Pregnancy Loss Associated With a Later Risk Of Atherosclerosis

March 29, 2013

COPENHAGEN, Denmark — Pregnant women who have a miscarriage or stillbirth delivery have a significantly increased risk of developing atherosclerosis, according to a new Danish analysis. In a study of more than one million women who became pregnant between 1977 and 2008, miscarriages increased the risk of MI and cerebrovascular infarction by 13% and 16%, respectively, compared with women without miscarriages. The risk of renal hypertension was increased 20% among those who had a miscarriage, while for those women who had a stillbirth, the risk of MI, cerebrovascular infarction, and renovascular hypertension was even higher.

"Overall, stillbirths were associated with greater risks than miscarriages, although in women with a history of four or more miscarriages, the rate increases were similar," write Dr Mattis Flyvholm Ranthe (Statens Serum Institute, Copenhagen, Denmark) and colleagues in their paper published online March 27, 2013 in Circulation [1]. The study was first reported by heartwire at the American College of Cardiology 2012 Scientific Sessions in Los Angeles, CA.
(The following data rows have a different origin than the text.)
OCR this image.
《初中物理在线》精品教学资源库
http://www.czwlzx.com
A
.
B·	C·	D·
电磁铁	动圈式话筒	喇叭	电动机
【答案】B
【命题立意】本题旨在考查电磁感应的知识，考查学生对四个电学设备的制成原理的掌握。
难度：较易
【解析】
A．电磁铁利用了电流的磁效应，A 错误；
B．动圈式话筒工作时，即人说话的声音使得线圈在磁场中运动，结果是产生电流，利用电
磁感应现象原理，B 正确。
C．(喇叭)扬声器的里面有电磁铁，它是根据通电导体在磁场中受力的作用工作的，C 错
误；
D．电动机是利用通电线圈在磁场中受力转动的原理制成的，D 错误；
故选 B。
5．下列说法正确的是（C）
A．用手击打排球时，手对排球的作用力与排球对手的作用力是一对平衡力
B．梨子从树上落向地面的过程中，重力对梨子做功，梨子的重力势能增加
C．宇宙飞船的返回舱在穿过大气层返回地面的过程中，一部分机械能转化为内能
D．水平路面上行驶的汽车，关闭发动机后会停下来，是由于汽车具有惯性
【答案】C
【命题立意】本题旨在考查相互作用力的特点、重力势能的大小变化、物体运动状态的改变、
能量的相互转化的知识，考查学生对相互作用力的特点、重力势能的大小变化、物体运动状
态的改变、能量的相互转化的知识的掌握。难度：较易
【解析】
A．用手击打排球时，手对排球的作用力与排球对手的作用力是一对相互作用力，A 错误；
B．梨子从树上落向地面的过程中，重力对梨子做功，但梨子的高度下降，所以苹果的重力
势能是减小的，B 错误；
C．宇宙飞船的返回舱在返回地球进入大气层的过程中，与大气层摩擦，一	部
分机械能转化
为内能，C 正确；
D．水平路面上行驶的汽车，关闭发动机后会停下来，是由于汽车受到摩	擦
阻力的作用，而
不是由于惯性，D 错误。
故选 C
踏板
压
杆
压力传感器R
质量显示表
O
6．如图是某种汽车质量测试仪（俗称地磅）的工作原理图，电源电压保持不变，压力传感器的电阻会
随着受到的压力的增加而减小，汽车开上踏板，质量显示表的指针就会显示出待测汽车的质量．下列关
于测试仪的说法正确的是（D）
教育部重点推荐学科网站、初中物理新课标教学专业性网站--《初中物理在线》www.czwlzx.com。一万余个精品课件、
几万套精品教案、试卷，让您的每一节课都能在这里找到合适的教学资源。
Compared with women who did not have a stillbirth, women who did had a 169% increased risk of MI, 74% increased risk of cerebral infarction, and 142% increased risk of developing renovascular hypertension.

For women who had a miscarriage, the effect on adverse outcomes appeared to be cumulative. For example, each additional miscarriage increased the incidence rate ratio of MI, cerebral infarction, and renovascular hypertension by 9%, 13%, and 19%, respectively. The incidence rate ratio for renovascular hypertension in women younger than 35 years old increased 55% compared with just 6% in women 35 years of age and older (compared with those without a miscarriage). Similarly, the rate of MI and cerebral infarction increased 35% and 42%, respectively, in younger women and 6% and 7%, respectively, in women 35 years and older.

The researchers note that female sex is generally considered protective against atherosclerosis, but the underlying systemic inflammation and vascular pathology "might link certain adverse pregnancy events with conditions that have atherosclerotic changes in the vascular bed." The finding that pregnancy losses are associated with later atherosclerotic events in three different organs suggests that the underlying common cause of these adverse events is unlikely to be organ-specific. They add that it is unknown if preeclampsia, a risk factor for ischemic heart disease and cerebral infarction, is causally involved.